These are stressful times—and nowhere is this more evident than in the workplace. ‘The Great Resignation,’ in which millions of workers are choosing to quit their jobs in search of something new, is in full swing. What’s worse is that what we’re seeing now might only be the tip of the iceberg. According to research from Microsoft and Gallup, some 41% of the global workforce, and nearly 50% of employees in the U.S., are actively looking for a new job.
Yet, according to new research from the firm Workhuman, employers might be overlooking the most powerful weapon in their arsenal when it comes to keeping and attracting talent: Saying thank you. As we celebrate Thanksgiving this week, there’s no better time to start giving thanks where they’re due.
The numbers tell the story
While it might seem like an oversimplification, giving thanks can be a great way to positively impact someone’s day and work, says Rosette Cataldo, Vice President, Performance and Talent Strategy at Workhuman. In fact, according to her firm’s survey of some 3,500 global workers, how recently they received thanks can be an impactful indicator of a person’s willingness to stay at their current company.
The study found that:
Workers thanked and recognized for their work are half as likely to be looking for a new job (26% versus 49%)
Thanked employees are twice as likely to be highly engaged at work (60% versus 32%)
Employees who feel recognized are three times as likely to think their work has meaning and purpose (53% versus 18%)
And employees who feel recognized also report being happier at work (47% versus 11%)
Keeping it real
Of course, saying thank you must be more than just a box to check. “Gratitude is something that you truly feel,” says Cataldo. Authentic gratitude has the biggest impact on those around us. According to Dr. Robert A. Emmons, a Workhuman speaker and leading gratitude expert, gratitude can be defined as:
An affirmation of goodness
A recognition that the source of goodness is outside of ourselves
“When you express gratitude or offer recognition you should never expect something in return,” says Cataldo. “Otherwise, the gratitude or recognition can come off as forced and inauthentic. It’s difficult to say whether employees will feel manipulated or not, but it is possible that it won’t have the positive impact intended.
“If this is ever a concern, always establish your intention, and make sure it’s a genuine one, before giving recognition or expressing gratitude.”
While it might be tempting to thank employees only for performance-based accomplishments—like hitting a sales target—it shouldn’t start or stop there.
Cataldo points to examples like thanking someone for lending a hand on a project, providing a different perspective in a brainstorm or meeting, being a positive influence in the workplace or even for remaining dedicated and committed to your organization through the difficult events we’ve all faced over the past year.

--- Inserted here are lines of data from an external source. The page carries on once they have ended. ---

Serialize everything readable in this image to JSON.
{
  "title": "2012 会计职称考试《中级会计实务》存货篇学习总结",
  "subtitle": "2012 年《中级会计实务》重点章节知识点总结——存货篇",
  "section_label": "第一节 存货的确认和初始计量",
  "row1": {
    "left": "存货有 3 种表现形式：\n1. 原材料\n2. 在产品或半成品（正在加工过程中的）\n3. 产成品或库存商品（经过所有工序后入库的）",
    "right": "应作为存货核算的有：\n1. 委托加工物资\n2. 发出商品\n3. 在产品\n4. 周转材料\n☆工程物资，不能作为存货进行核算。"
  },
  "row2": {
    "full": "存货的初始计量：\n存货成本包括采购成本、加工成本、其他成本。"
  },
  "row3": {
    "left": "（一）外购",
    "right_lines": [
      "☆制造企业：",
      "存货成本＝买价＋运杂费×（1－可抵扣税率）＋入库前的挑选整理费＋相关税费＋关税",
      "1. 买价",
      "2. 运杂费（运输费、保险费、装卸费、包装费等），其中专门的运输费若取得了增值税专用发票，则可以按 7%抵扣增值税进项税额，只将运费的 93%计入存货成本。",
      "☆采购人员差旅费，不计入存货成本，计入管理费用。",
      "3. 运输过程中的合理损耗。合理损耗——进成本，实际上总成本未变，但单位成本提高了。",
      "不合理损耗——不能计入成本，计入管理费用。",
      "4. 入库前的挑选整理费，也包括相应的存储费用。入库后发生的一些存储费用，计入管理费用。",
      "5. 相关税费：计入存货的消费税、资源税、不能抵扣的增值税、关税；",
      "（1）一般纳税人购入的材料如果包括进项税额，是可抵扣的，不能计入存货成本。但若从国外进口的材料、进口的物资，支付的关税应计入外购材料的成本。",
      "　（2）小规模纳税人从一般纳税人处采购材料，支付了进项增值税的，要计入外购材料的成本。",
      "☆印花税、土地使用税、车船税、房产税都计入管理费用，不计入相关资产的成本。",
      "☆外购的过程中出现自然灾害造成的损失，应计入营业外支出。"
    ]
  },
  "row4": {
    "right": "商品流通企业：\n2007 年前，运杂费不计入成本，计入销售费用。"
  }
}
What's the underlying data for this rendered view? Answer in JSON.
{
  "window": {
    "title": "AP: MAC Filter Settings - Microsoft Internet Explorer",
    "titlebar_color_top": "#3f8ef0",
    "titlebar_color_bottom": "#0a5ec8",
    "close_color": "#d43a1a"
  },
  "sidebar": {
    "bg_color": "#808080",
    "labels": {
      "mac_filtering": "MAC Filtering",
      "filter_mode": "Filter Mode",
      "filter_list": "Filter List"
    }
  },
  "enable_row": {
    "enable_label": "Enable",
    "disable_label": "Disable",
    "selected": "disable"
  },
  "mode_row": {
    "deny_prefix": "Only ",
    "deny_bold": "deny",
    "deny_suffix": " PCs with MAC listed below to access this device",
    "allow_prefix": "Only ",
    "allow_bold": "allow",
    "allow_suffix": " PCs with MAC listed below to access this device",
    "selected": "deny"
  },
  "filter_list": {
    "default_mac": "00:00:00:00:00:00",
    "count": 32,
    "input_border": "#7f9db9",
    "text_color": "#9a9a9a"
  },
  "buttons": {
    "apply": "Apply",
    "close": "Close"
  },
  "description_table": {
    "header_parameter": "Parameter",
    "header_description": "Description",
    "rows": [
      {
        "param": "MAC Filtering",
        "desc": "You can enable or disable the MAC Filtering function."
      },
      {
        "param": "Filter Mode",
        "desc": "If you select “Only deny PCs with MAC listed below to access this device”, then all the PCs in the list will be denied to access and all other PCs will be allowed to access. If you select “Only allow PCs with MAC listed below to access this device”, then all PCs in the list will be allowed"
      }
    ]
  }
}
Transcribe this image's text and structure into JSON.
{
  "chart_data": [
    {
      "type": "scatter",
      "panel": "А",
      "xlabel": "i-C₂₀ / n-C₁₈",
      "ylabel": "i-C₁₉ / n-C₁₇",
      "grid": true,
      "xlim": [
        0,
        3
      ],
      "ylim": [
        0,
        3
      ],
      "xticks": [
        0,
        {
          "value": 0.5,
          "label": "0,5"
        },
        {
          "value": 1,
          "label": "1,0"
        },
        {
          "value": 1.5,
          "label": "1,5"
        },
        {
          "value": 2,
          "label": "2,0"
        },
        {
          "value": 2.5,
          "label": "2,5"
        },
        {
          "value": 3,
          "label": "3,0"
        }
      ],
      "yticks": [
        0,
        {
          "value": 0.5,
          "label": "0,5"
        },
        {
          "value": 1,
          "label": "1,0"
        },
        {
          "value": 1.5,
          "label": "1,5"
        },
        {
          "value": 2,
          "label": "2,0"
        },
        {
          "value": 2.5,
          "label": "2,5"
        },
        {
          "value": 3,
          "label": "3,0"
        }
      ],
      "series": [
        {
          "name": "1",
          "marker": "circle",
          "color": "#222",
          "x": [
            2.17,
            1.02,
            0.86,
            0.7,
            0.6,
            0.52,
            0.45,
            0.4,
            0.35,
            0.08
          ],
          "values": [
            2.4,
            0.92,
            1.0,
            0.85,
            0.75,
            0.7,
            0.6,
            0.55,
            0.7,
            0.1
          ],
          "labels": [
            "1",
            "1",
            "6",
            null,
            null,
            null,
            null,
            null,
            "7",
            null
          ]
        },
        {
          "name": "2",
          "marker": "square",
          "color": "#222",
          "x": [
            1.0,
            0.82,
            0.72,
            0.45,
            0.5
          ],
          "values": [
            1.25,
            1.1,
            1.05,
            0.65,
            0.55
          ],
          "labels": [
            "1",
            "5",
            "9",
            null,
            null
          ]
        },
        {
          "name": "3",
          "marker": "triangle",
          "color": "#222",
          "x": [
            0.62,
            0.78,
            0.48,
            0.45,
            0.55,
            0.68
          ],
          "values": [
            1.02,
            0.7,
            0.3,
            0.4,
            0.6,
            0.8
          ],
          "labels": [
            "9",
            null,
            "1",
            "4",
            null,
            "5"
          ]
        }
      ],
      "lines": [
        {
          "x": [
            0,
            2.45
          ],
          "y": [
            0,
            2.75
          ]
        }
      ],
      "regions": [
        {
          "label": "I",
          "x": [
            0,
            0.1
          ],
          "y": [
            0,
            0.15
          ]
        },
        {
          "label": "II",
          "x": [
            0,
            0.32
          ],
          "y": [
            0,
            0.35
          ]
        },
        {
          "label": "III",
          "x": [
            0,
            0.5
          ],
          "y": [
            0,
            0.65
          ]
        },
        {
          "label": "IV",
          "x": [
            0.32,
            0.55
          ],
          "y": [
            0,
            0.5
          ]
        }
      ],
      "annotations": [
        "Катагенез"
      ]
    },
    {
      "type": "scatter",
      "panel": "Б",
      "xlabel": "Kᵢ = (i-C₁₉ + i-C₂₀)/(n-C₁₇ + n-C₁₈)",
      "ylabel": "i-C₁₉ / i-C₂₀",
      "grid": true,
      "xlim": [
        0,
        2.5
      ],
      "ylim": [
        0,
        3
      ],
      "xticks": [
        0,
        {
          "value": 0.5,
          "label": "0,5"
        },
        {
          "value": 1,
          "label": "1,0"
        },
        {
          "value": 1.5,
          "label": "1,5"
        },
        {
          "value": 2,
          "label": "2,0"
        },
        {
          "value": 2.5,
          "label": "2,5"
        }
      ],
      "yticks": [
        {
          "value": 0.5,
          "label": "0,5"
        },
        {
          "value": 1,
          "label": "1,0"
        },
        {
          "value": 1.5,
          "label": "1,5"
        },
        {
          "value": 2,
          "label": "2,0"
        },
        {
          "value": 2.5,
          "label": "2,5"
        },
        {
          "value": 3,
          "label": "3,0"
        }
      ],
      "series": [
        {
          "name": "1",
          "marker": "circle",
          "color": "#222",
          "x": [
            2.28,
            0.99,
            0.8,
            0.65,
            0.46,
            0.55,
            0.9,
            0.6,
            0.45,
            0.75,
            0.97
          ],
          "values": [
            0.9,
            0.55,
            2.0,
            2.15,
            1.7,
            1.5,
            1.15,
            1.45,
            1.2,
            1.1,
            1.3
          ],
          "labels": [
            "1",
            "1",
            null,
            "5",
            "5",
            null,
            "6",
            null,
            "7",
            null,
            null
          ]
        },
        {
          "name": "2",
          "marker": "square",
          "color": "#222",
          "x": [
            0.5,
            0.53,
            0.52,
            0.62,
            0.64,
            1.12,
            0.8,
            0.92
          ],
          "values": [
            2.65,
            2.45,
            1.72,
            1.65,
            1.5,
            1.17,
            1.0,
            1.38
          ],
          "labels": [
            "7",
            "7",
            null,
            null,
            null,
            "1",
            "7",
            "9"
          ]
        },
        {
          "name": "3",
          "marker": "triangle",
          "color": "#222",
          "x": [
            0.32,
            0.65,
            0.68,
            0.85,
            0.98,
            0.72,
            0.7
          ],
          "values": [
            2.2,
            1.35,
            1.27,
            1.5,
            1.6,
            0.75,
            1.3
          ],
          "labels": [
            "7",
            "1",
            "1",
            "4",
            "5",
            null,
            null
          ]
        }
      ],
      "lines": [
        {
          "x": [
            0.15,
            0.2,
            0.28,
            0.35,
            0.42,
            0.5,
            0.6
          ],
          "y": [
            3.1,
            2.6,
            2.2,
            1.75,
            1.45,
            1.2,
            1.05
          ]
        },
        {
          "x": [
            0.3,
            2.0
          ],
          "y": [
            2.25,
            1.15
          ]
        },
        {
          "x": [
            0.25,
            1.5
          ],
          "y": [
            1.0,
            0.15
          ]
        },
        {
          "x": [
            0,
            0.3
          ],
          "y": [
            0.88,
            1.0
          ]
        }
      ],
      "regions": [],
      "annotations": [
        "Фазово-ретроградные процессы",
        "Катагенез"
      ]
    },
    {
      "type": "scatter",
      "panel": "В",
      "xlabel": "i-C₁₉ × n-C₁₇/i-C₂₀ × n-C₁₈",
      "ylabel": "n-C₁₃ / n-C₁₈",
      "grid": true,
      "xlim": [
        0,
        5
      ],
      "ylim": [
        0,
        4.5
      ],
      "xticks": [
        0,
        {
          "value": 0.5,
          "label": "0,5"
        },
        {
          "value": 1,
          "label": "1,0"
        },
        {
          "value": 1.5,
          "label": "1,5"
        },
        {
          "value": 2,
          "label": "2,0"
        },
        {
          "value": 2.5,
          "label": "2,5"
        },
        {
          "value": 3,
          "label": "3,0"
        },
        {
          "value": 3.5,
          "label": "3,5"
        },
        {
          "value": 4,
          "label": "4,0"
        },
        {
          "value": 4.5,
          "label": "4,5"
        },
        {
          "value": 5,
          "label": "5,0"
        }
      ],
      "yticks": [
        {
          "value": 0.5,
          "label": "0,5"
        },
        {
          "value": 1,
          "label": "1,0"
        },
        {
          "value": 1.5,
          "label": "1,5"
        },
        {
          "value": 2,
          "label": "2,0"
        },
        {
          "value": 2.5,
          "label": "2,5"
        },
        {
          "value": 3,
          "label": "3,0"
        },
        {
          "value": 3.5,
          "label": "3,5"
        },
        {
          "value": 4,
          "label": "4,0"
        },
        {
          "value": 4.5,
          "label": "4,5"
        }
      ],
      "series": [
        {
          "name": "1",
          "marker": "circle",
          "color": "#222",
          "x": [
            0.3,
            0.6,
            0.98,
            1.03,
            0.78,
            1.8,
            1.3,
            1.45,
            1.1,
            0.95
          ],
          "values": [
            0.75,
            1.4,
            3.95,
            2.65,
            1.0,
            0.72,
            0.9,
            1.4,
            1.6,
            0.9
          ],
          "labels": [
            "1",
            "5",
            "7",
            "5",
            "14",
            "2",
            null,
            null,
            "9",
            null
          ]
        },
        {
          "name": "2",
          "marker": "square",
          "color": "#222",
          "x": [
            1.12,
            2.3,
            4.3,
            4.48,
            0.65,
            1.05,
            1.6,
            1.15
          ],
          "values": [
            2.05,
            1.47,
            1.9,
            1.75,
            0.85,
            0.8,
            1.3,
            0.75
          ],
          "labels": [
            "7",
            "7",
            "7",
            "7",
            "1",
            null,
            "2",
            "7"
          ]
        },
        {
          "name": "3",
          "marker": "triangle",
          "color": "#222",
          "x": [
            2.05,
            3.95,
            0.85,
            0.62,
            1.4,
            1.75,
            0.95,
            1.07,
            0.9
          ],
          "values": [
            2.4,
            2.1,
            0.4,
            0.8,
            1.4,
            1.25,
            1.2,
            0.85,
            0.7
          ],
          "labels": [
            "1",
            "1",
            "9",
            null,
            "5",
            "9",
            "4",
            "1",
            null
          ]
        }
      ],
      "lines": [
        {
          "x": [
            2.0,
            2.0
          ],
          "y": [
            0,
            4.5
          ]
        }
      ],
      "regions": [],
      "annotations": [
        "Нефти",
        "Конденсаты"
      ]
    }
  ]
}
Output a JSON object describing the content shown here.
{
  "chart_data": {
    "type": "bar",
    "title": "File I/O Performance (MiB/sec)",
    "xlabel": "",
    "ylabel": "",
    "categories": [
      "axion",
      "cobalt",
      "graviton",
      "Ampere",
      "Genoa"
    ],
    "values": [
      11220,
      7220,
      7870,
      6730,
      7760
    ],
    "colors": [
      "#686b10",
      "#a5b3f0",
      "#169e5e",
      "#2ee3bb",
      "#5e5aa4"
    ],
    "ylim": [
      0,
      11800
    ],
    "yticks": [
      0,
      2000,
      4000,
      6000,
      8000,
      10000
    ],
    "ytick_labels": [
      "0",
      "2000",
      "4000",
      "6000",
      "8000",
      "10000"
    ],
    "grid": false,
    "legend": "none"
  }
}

“Find little, but impactful moments to recognize your employees and don’t just look ‘down’ the org chart but ‘up’ it as well,” she says. “Start by highlighting smaller milestones or difficult projects. If the team had to quickly pivot to meet a tight deadline, that’s a great success to celebrate and remember to highlight the impact it had on the business, but more importantly the people it positively affected.”
The events of the past year have no doubt been difficult for everyone. In fact, according to Workhuman’s report, 64% of people reported that they’ve experienced burnout in their career. Alarmingly, 41% of workers said that burnout happened in the past few months.
Regularly expressing gratitude and giving recognition is a great place to start working on morale, but unless steps are taken to ease the pressure workers are feeling, it could be perceived as insincere and even manipulative. Companies should listen when employees share how supported they feel in the workplace—as well as their ideas about how to improve those conditions.
That can often begin by taking the time to listen to employees at your regular check-ins about how you might make things easier for them. “People want to feel heard, included and supported,” says Cataldo. “If your employees are tired and burnt out, they need to feel empowered to speak up so that you can address those issues. Incorporate opportunities for your employees to provide consistent feedback on the current work environment and create an environment that feels safe to share concerns, without fear of retaliation.”
Then, of course, be sure to thank them for their insights—and give them serious consideration.
A new thankful routine
Finally, expressing gratitude should never be treated as a one-off transaction. Rather, embrace the idea that there are moments to celebrate and reinforce on a daily basis. The key is to keep your eyes open for positives and then share those moments back to your employees.
If you can make gratitude a part of your routine, you’ll build morale, trust and stronger personal connections across the organization.